Y ahí estaba él, empujando con todas sus fuerzas aquella puerta de madera que Kamui intentaba abrir desde el otro lado. Su respiración era errática, y las gotas de sudor bajaban por su frente. Le había dicho que no quería volver a verlo, que no lo buscara más, pero sabía que Kamui no se rendiría tan fácilmente. Siempre encontraba una manera de volver, de invadir su vida, de intentar arrebatarle lo que más amaba.
—Vamos, Sergio... ¿Por qué tienes que hacerlo tan complicado? —La voz del japonés, cargada de exasperación y falsa calma, llegó con claridad a través de la puerta mientras él empujaba con más fuerza—. No lo hagas más difícil, maldita sea...

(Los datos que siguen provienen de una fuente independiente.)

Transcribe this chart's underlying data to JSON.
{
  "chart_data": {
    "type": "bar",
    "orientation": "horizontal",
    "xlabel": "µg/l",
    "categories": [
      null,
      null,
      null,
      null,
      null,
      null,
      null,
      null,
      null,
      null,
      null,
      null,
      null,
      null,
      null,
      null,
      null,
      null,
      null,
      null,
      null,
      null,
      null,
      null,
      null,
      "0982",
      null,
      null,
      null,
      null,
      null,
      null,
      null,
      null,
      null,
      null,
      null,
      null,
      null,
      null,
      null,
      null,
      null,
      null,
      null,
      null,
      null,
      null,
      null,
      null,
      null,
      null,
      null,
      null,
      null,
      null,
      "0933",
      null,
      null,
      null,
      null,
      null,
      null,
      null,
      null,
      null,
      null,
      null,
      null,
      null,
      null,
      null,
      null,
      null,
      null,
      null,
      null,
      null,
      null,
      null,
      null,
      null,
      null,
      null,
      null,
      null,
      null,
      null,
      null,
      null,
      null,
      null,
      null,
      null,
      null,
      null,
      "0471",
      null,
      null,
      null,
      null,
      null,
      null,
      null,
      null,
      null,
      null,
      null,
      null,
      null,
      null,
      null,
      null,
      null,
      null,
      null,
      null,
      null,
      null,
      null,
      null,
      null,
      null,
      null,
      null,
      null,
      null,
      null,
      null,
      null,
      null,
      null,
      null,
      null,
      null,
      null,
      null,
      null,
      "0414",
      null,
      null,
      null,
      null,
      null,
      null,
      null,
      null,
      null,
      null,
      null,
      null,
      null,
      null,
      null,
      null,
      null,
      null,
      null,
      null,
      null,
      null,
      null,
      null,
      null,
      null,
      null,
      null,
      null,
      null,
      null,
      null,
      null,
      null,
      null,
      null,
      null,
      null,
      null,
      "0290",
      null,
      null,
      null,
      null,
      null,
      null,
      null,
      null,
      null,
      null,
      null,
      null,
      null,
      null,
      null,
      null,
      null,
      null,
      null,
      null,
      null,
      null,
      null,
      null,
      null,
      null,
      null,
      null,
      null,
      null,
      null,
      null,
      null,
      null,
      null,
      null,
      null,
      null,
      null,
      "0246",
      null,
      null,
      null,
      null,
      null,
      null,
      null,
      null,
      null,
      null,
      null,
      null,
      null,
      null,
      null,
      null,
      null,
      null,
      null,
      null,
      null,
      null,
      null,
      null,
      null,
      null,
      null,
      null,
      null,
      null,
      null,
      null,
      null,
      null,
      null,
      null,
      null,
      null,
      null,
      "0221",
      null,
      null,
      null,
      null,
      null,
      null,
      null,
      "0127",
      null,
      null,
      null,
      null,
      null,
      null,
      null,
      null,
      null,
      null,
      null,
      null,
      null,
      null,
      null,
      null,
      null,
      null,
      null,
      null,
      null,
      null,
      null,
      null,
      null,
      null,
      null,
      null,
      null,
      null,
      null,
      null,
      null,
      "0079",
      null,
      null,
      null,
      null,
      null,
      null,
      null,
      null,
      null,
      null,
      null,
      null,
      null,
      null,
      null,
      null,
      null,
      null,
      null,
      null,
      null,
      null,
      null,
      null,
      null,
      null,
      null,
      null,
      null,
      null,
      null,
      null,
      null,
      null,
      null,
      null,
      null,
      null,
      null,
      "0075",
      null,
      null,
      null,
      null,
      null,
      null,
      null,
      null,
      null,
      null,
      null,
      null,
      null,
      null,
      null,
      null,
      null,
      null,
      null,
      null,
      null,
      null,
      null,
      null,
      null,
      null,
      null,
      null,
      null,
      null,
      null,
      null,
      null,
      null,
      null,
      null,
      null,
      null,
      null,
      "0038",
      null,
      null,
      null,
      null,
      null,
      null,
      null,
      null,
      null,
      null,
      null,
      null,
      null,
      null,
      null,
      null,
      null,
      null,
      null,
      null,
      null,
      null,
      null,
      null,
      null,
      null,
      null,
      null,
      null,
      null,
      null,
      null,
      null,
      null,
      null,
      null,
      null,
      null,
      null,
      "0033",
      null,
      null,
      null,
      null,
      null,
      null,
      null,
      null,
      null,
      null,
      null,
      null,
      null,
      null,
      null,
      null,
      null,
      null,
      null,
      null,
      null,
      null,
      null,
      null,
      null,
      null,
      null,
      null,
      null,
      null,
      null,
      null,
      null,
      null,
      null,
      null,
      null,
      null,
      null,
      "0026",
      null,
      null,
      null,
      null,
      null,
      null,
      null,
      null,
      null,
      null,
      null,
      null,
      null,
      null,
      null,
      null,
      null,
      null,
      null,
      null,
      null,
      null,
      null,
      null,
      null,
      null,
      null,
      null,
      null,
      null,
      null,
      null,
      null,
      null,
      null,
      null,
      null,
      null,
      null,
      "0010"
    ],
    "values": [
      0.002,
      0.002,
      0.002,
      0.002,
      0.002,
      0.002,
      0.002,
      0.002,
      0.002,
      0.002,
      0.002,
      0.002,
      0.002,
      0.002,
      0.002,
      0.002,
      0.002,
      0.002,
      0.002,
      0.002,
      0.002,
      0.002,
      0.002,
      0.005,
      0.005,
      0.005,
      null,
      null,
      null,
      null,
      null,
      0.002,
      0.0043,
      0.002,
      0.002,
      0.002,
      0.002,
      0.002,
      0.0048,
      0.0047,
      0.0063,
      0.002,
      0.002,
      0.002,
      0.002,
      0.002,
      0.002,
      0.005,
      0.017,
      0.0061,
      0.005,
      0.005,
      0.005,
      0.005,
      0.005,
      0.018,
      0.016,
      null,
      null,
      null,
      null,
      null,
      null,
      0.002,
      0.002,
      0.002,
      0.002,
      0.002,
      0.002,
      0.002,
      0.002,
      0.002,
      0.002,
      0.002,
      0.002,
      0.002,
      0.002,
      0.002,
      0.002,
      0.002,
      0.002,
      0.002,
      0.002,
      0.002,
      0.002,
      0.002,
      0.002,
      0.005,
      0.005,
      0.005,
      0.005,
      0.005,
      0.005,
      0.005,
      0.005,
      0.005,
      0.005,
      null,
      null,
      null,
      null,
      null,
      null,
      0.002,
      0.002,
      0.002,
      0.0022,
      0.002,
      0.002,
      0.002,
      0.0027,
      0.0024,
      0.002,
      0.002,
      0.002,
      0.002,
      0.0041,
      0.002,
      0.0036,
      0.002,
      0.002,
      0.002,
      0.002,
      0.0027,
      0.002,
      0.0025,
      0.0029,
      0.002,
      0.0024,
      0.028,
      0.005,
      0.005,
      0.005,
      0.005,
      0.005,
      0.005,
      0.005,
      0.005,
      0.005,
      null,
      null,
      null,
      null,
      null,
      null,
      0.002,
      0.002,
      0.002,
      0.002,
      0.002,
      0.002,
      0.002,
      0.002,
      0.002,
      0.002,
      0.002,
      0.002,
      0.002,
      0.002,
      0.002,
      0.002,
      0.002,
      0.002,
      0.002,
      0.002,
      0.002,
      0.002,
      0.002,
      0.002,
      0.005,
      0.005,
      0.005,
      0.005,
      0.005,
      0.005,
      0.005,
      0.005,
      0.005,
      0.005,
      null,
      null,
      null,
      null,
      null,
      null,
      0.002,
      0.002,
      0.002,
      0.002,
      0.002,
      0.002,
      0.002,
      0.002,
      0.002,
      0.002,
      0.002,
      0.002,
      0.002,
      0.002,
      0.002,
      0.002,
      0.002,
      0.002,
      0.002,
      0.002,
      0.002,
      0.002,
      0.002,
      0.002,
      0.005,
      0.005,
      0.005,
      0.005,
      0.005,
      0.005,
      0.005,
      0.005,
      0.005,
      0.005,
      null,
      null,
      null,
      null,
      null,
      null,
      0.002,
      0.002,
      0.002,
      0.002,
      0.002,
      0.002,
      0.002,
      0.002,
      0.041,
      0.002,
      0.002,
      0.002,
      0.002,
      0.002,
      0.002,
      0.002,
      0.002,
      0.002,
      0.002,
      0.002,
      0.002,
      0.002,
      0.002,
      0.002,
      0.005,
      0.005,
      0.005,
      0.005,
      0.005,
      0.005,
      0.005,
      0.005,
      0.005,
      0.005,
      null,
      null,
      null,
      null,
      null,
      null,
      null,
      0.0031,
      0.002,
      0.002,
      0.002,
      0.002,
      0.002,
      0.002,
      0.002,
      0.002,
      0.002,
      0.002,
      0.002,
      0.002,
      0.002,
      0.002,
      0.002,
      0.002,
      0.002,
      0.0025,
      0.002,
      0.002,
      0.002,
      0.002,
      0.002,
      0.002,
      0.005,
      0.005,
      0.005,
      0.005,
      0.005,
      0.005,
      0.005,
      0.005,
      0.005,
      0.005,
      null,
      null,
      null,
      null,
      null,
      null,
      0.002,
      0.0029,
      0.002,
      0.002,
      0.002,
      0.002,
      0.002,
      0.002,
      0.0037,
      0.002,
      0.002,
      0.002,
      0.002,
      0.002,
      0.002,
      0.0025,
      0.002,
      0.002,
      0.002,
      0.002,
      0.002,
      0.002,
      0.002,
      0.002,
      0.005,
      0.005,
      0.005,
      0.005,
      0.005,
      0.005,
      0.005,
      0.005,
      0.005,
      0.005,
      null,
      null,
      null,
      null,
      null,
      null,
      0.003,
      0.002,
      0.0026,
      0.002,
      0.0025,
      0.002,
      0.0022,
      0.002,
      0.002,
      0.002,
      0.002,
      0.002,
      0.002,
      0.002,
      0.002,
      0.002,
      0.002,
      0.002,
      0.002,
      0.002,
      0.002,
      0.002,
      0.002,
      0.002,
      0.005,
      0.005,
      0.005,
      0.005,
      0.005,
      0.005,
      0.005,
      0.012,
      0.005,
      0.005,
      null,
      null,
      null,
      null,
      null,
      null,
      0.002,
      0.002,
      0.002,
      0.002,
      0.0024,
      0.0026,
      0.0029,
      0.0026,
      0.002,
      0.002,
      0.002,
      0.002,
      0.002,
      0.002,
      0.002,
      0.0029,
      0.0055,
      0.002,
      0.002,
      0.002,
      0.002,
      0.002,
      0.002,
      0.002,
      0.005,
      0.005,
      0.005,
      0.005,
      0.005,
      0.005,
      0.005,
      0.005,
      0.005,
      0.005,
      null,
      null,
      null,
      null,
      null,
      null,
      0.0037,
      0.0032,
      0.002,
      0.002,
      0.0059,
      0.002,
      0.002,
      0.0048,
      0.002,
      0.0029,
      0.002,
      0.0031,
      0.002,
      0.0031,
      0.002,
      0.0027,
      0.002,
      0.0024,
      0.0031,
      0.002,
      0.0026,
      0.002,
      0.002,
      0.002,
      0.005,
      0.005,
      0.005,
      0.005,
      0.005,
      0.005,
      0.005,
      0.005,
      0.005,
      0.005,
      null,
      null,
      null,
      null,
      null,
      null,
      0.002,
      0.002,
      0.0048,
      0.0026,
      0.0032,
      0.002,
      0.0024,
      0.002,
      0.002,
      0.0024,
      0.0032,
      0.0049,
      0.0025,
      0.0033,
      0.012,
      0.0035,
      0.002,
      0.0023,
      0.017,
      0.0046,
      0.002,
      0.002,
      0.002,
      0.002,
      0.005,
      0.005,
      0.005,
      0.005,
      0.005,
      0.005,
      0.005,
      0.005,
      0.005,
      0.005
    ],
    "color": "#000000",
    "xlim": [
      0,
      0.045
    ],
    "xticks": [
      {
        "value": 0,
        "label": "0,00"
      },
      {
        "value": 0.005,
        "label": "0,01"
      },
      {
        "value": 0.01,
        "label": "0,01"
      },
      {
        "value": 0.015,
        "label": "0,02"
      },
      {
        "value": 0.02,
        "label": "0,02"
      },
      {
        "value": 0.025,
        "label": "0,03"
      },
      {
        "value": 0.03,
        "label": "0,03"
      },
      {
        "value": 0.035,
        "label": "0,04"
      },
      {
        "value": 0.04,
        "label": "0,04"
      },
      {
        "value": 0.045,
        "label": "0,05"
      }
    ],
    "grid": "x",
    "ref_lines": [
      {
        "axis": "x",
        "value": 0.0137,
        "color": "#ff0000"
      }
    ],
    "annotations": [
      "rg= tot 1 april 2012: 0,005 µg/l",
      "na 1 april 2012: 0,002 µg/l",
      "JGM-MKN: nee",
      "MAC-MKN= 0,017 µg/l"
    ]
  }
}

Sergio apretó los dientes, sus manos temblaban por el esfuerzo de mantener la puerta cerrada. Sentía cómo su mente se llenaba de pensamientos oscuros y desesperados. Jamás había imaginado que, a sus 30 años, estaría viviendo algo así. ¿Qué debía hacer? ¿Ceder y dejar que Kamui ganara de una vez por todas? ¿Seguir peleando, aunque cada fibra de su ser estaba al borde del colapso? ¿Estaban bien Max y Yuki en Inglaterra? ¿Había sido un error regresar a Mónaco solo para enfrentar a Kamui y tratar de explicarle lo cansado que estaba?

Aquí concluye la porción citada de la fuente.